Baluarte, working with the UNHCR and the Jewish Family Service in California, eventually was able to get Sebastian a humanitarian parole, allowing him to return to the U.S. mainland. An unintended benefit of this situation was that Sebastian’s immigration process started over, giving him another chance to argue his case for asylum.

By this time, Baluarte had joined W&L, and he assigned Sebastian’s case to Michael Keller ’14L and Meagan Peterson ’14L. The students conducted extensive research and developed new legal arguments to support the asylum claim, this time focusing Sebastian’s sexual orientation and the consequences of returning him per immigration policy to his country of last residence, Turkmenistan.

“We know enough about Turkmenistan’s view of homosexuality that this would have been in effect a death sentence for Mikhail,” says Baluarte.

The students and Baluarte traveled to Los Angeles last spring to represent Sebastian at an interview with an asylum officer. So unusual was the situation that a decision normally taking two weeks dragged on for almost 8 months as Sebastian’s case was reviewed by higher and higher levels within the U.S. immigration enforcement offices.

Finally, just in time for Thanksgiving, Sebastian learned that he been granted asylum after 15 years of stateless legal limbo, putting him on the path to getting a green card and eventually U.S. citizenship.

“I called Mikhail as soon as I received the news, and we celebrated together,” says Baluarte. “Mikhail had spent so many years as a stateless person that the idea that his struggle was over and that he could finally call the U.S. his home was overwhelming.”

Sebastian’s story of being stateless remains one of the most notorious and unusual, but Baluarte’s research has shown that he is not alone. There are likely thousands of stateless people in the U.S., living under constant threat of detention and with no real established avenue to legal status.
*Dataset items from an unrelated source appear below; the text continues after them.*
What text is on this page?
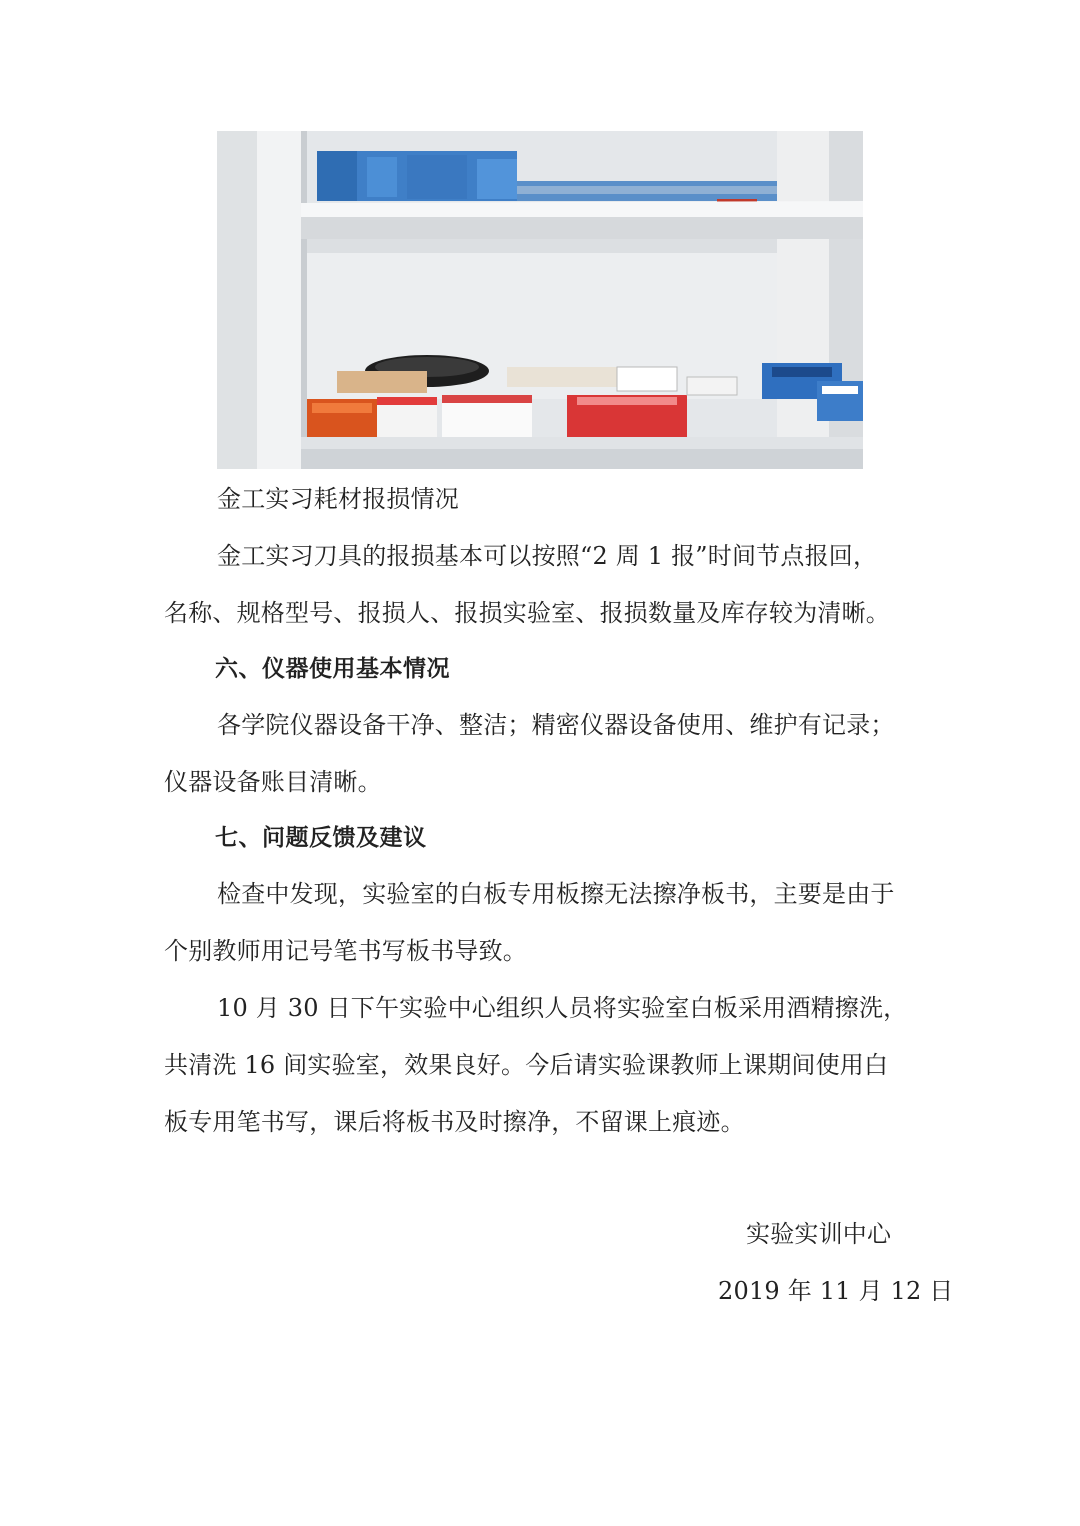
金工实习耗材报损情况
金工实习刀具的报损基本可以按照“2 周 1 报”时间节点报回，
名称、规格型号、报损人、报损实验室、报损数量及库存较为清晰。
六、仪器使用基本情况
各学院仪器设备干净、整洁；精密仪器设备使用、维护有记录；
仪器设备账目清晰。
七、问题反馈及建议
检查中发现，实验室的白板专用板擦无法擦净板书，主要是由于
个别教师用记号笔书写板书导致。
10 月 30 日下午实验中心组织人员将实验室白板采用酒精擦洗，
共清洗 16 间实验室，效果良好。今后请实验课教师上课期间使用白
板专用笔书写，课后将板书及时擦净，不留课上痕迹。
实验实训中心
2019 年 11 月 12 日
Baluarte, together with other advocates for the rights of stateless persons, worked hard to ensure that the U.S. Congress would include a legislative solution to statelessness as part of the comprehensive immigration reform initiative in 2013. With the future of immigration reform uncertain, stateless persons who are not so fortunate as Mikhail continue to languish in legal limbo. Baluarte continues to help individual clients, and to research and write about the problem.

“The way that we have written our laws to exclude stateless persons is simply inhumane. We have identified a gap in our laws that produces real human suffering and that urgently needs to be addressed,” Baluarte says.